By the 1970s, the PPP was widely perceived to be an Indian party. Its influential Marxist cadres defected or were co-opted by Burnham. The observation of de Caires mirrored what many PPP Indian supporters had already suspected about Jagan’s cultural flaw: “It was such a fundamental contradiction because many Hindus and Muslims were strongly against Marxism.

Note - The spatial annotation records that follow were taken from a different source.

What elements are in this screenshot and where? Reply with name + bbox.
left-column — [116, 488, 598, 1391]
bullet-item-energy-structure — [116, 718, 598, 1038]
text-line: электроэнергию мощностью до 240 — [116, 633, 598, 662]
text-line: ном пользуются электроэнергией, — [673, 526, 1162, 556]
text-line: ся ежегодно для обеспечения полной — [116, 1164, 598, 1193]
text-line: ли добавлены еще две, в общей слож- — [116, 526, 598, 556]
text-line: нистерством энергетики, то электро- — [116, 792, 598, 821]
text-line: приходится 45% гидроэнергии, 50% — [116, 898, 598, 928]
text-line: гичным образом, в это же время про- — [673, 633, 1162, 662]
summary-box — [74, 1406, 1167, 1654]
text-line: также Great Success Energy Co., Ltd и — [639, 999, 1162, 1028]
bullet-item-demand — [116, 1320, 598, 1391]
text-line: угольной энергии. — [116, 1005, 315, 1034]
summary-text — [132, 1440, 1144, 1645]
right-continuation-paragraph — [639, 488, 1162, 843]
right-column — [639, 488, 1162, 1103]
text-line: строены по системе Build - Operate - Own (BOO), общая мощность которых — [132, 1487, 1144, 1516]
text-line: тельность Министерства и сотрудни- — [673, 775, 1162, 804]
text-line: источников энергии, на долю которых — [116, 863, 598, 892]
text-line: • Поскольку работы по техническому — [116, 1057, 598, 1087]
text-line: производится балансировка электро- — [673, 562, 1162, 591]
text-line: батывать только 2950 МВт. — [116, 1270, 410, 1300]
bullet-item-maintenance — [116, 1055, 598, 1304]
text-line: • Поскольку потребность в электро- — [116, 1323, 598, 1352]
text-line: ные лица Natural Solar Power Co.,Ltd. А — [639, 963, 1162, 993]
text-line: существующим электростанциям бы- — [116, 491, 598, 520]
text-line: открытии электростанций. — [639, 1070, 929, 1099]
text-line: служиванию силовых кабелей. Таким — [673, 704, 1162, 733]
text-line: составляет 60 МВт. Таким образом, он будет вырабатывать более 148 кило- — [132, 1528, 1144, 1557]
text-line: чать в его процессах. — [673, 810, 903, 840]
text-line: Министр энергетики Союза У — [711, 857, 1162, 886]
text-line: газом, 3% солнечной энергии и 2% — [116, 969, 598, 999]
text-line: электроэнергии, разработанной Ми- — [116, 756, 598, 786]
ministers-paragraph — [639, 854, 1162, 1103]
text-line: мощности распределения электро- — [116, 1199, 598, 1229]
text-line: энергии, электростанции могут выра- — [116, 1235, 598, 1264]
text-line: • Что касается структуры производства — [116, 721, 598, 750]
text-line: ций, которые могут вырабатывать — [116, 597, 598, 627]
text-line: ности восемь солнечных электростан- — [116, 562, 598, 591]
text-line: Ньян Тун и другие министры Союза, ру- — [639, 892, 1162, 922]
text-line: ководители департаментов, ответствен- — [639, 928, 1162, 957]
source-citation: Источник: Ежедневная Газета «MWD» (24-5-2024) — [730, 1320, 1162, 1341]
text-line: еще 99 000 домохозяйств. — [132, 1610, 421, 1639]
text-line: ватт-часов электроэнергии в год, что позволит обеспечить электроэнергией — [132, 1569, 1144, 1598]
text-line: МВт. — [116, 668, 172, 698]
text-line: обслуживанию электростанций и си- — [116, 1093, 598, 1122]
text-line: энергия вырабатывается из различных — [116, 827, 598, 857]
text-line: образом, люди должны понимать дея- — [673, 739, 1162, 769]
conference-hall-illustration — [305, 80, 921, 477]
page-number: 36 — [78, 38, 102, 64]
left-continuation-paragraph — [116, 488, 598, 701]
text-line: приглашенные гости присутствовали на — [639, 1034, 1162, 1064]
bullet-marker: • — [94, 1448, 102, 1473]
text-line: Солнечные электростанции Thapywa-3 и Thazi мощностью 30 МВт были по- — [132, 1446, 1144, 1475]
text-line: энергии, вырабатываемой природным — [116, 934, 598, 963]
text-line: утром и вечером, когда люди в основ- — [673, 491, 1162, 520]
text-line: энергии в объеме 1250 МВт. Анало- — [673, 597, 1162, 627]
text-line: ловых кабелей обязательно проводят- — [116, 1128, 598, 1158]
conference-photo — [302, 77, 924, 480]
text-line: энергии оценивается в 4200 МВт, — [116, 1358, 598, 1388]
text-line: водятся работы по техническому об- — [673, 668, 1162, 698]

This variance between the formal ideology of the leader and his charismatic racial appeal is interesting for what it says about politics – that it’s about symbols [of racial identity personified] and not necessarily about messages.” In an interview with Professor Frank Birbalsingh in 1984, Cheddi reaffirmed his central objective. He was “not fighting only for the people of Guyana…I am fighting for the people of the world…That struggle is winning…the United States is so hysterical at the moment.”
Cheddi could have emerged triumphant. He held the political aces at a crucial turning point in Guyana’s turbulent history: Britain had committed to granting independence in 1962, the US was willing to work with Jagan before he met President Kennedy in 1961 (as Harry Hergash recently indicated), and his party possessed the electoral machinery to win elections. Jagan would cross paths with a much younger Guyanese Marxist, Walter Rodney, who possessed a deeply decolonized mind, and whose intellectual training and social activism led him to the unassailable conclusion that there was no contradiction with being firmly grounded in his “blackness”, Guyanese, Caribbean and African roots. Cheddi would label Rodney’s revolutionary praxis and opposition to the Burnham dictatorship “by any means necessary” as “adventurism”.
The voluminous writings of Cheddi did not utilize Marxism as an epistemological social analytical tool. They were bereft of eclecticism, nuances, intellectual rigor and necessary theoretical flexibility, often drawing from references to the former Soviet Union (China before 1969), giving way to platitudinal slogans – the type uttered by cadres trained at Accabre College, the party’s ideological training ground. Naipaul wondered about how many of Jagan’s Indian proletariats genuinely accepted his Marxist prescriptions, given their proclivity to hard work and entrepreneurship.
Jagan angered the imperialist gods, but the political guardian angel, considered a “god” by his Indian supporters, could not deliver them to the promised nirvana. He watched, helplessly, as his country approached near failed state status, only to have his party rescued, twice, in 1992 and again in 2020 by the returning American imperialists.
In hindsight, Naipaul’s denouement of the indefatigable Cheddi Jagan rings true: “Out of the very purity of his [Jagan] Marxist vision, he has conspired against both the interests of his supporters and his own political success.”
Dr Baytoram Ramharack teaches politics and history at Nassau Community College (New York). He is currently working on a forthcoming publication on Alice Bhagwandai Singh, a Guyanese cultural activist.